Nie lubię poniedziałku
Dodano:
Po godzinach weekendu spędzonego przed telewizorem - trudno oderwać się od tematu Ukrainy. I wrócić na rodzime podwórko. Więc pokrótce, główne osoby ukraińskiego spektaklu.
Sikorski
Porozumienie zawarte po wielogodzinnych negocjacjach, w których główne skrzypce grali Radosław Sikorski i szef niemieckiego MSZ Frank-Walter Steinmeier, przetrwało zaledwie 24 godziny. W niedzielne popołudnie mało kto już pamiętał o nim na Majdanie. A przecież właśnie to porozumienie zastopowało starcia w Kijowie i przelew krwi. I umożliwiło dalszy - błyskawiczny - bieg wypadków. Sikorskiego zapamiętano w Brukseli jako polityka skutecznego. To mu się przyda w przyszłości.
Tymoszenko
Poruszające przemówienie wygłoszone z wózka inwalidzkiego. Pozostanie w naszej pamięci na długo. I bardzo chłodna reakcja tłumów na Majdanie. Nie uwierzyli, że przemawia do nich "nowa twarz" ukraińskiej polityki. Tymoszenko w drodze z więzienia w Charkowie do Kijowa zapowiedziała kandydowanie w wyborach prezydenckich. Przemówieniem na Majdanie rozpoczęła kampanię.

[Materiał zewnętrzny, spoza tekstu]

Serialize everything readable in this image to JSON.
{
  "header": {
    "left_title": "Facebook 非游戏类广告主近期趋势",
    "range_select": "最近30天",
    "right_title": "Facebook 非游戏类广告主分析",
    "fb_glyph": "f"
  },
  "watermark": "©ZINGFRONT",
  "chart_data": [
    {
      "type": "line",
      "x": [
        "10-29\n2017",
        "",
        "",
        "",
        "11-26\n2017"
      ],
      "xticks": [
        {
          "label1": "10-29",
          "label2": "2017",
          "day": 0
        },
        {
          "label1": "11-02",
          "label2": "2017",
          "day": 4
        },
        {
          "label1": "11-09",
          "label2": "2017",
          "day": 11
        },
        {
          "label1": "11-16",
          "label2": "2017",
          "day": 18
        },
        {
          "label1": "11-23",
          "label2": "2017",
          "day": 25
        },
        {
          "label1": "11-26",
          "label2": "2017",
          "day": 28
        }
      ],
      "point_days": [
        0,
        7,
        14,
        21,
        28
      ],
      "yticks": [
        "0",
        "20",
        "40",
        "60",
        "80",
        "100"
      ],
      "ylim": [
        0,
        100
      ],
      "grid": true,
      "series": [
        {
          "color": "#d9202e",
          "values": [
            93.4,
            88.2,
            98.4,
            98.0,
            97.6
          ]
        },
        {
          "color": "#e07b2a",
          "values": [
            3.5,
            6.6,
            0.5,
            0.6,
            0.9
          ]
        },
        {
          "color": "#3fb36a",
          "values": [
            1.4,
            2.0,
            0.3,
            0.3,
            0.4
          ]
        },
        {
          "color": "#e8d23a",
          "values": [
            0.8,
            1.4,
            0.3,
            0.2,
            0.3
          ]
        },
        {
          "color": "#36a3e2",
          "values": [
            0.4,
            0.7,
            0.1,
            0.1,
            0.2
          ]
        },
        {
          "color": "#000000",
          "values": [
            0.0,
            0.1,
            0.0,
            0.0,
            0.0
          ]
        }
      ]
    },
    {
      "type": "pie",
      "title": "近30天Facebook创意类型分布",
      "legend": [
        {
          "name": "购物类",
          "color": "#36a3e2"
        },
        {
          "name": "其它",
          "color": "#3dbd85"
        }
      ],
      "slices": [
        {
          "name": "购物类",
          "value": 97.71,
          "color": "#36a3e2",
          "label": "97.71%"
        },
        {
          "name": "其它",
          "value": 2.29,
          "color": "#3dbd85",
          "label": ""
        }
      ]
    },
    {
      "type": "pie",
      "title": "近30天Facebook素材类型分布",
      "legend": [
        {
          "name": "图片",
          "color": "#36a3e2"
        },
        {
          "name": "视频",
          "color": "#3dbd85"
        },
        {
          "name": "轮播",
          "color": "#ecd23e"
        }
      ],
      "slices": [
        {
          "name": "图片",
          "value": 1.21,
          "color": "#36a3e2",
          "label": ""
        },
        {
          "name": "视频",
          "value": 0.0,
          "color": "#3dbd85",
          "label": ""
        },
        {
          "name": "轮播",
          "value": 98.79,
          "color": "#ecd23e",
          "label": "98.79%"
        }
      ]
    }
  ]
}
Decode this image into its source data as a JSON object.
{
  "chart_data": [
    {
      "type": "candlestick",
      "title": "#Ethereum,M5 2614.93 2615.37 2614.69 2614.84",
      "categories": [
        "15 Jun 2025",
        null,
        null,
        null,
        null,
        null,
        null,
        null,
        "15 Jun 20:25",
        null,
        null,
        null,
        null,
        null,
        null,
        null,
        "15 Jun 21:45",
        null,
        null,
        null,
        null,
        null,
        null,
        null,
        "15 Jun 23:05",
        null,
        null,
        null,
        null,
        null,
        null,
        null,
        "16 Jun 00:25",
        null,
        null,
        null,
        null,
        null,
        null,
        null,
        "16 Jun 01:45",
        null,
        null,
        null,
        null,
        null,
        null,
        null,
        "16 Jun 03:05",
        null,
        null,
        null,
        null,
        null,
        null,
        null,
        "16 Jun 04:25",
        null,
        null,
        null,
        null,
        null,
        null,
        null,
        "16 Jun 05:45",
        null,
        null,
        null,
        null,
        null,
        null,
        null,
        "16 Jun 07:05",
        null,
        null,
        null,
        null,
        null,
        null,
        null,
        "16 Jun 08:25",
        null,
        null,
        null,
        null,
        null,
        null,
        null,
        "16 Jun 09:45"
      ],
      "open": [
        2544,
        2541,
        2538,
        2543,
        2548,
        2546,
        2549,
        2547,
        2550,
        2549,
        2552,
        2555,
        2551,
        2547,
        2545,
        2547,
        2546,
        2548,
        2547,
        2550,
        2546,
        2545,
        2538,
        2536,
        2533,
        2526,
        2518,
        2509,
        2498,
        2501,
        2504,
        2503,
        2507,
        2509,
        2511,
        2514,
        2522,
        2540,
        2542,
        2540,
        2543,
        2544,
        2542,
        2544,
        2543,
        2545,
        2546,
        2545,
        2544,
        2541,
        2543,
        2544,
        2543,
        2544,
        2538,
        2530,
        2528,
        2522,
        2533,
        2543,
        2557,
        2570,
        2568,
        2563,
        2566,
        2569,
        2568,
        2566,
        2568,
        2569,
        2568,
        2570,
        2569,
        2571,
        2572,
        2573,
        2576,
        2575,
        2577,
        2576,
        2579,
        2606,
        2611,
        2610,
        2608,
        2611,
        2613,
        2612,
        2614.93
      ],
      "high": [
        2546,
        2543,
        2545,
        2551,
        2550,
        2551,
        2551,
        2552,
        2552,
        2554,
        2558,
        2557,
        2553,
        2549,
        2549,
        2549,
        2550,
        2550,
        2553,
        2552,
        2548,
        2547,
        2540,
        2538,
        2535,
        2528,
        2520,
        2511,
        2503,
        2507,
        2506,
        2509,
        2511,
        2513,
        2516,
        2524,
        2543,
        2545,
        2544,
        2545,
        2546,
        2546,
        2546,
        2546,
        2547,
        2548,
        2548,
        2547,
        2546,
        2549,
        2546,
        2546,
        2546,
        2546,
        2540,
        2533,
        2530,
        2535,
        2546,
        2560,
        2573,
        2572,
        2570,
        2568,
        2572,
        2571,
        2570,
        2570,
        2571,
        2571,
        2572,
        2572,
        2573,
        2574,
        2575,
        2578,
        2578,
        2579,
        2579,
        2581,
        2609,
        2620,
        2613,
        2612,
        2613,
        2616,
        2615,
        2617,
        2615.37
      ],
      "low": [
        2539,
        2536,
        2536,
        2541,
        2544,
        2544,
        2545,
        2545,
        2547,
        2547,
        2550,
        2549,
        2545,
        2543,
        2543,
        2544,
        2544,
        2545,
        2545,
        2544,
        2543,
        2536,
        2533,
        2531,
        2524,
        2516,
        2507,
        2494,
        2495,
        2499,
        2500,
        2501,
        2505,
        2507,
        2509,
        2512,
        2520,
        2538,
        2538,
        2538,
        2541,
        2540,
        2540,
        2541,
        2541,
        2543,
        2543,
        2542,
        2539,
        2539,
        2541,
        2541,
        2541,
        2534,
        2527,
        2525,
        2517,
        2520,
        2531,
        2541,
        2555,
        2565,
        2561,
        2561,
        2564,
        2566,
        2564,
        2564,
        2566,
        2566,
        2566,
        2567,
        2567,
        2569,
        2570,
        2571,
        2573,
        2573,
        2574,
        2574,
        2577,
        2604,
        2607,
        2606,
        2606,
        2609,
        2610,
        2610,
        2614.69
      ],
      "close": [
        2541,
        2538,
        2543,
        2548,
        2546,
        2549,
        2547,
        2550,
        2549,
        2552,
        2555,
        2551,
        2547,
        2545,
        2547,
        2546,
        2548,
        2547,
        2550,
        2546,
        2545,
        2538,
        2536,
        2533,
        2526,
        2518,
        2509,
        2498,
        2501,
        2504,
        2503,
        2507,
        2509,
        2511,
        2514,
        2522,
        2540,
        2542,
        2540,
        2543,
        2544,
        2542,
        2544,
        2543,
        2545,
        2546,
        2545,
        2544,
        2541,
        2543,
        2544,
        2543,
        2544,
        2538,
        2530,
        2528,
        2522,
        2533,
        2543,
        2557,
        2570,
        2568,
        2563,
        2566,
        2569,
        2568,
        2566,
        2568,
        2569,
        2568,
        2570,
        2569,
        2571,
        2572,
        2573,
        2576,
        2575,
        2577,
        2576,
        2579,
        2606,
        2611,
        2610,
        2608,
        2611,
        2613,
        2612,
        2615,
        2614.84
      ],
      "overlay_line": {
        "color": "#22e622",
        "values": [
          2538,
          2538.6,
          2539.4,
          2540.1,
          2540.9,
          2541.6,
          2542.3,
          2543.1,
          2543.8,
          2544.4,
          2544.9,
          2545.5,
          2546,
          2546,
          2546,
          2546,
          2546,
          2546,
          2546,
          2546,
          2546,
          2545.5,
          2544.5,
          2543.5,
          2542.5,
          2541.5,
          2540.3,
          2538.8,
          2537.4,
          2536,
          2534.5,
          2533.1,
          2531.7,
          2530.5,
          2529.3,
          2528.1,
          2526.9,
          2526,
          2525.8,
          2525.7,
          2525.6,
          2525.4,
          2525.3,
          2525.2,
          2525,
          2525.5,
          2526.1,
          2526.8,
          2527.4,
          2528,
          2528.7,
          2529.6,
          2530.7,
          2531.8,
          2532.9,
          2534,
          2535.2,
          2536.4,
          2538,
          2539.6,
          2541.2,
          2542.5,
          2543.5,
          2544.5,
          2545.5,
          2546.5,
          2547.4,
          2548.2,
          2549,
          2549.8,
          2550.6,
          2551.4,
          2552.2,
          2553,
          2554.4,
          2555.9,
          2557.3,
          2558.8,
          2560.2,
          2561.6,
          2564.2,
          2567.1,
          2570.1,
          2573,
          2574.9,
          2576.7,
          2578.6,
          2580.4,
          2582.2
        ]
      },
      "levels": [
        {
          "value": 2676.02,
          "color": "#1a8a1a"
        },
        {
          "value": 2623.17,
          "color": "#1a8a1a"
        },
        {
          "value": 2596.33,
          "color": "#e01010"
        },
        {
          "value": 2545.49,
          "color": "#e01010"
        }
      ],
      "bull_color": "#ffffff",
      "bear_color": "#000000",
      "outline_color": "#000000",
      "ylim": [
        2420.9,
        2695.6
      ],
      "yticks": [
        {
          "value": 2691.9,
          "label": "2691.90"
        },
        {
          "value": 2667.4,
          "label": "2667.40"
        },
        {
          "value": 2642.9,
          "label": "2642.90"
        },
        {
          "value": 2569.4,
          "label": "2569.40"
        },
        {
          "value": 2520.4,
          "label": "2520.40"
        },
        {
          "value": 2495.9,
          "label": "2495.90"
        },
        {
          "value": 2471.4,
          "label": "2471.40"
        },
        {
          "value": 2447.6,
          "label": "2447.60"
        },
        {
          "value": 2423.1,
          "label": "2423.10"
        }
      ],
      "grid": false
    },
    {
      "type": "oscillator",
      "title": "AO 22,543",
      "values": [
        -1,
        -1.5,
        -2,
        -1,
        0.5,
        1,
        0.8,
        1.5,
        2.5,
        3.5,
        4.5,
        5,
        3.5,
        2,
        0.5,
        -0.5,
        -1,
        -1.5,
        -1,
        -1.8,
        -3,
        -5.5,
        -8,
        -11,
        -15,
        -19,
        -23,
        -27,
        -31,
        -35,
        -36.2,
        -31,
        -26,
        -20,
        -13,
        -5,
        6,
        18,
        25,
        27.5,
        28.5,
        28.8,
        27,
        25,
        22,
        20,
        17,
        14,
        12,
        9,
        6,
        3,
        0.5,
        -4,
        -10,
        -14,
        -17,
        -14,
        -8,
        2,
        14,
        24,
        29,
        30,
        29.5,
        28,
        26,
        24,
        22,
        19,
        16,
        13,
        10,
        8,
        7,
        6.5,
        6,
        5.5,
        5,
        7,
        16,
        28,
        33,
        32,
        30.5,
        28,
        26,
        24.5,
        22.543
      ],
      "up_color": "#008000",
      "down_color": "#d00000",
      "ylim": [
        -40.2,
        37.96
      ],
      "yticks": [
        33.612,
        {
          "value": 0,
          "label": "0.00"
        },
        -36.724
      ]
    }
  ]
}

Kliczko, Jaceniuk i Tiahnybok
Trzej "wodzowie" rewolucji na Majdanie w ten weekend znaleźli się trochę na drugim planie. Sporo ryzykując, podpisali porozumienie z Janukowyczem. Szybko okazało się, że był to chyba ostatni podpis prezydenta pod czymkolwiek. Przegrali? Nie! Od tamtego czasu nikt na Ukrainie nie zginął. I tego zwycięstwa nikt im nie odbierze! Ich polityczna przyszłość? Zobaczymy...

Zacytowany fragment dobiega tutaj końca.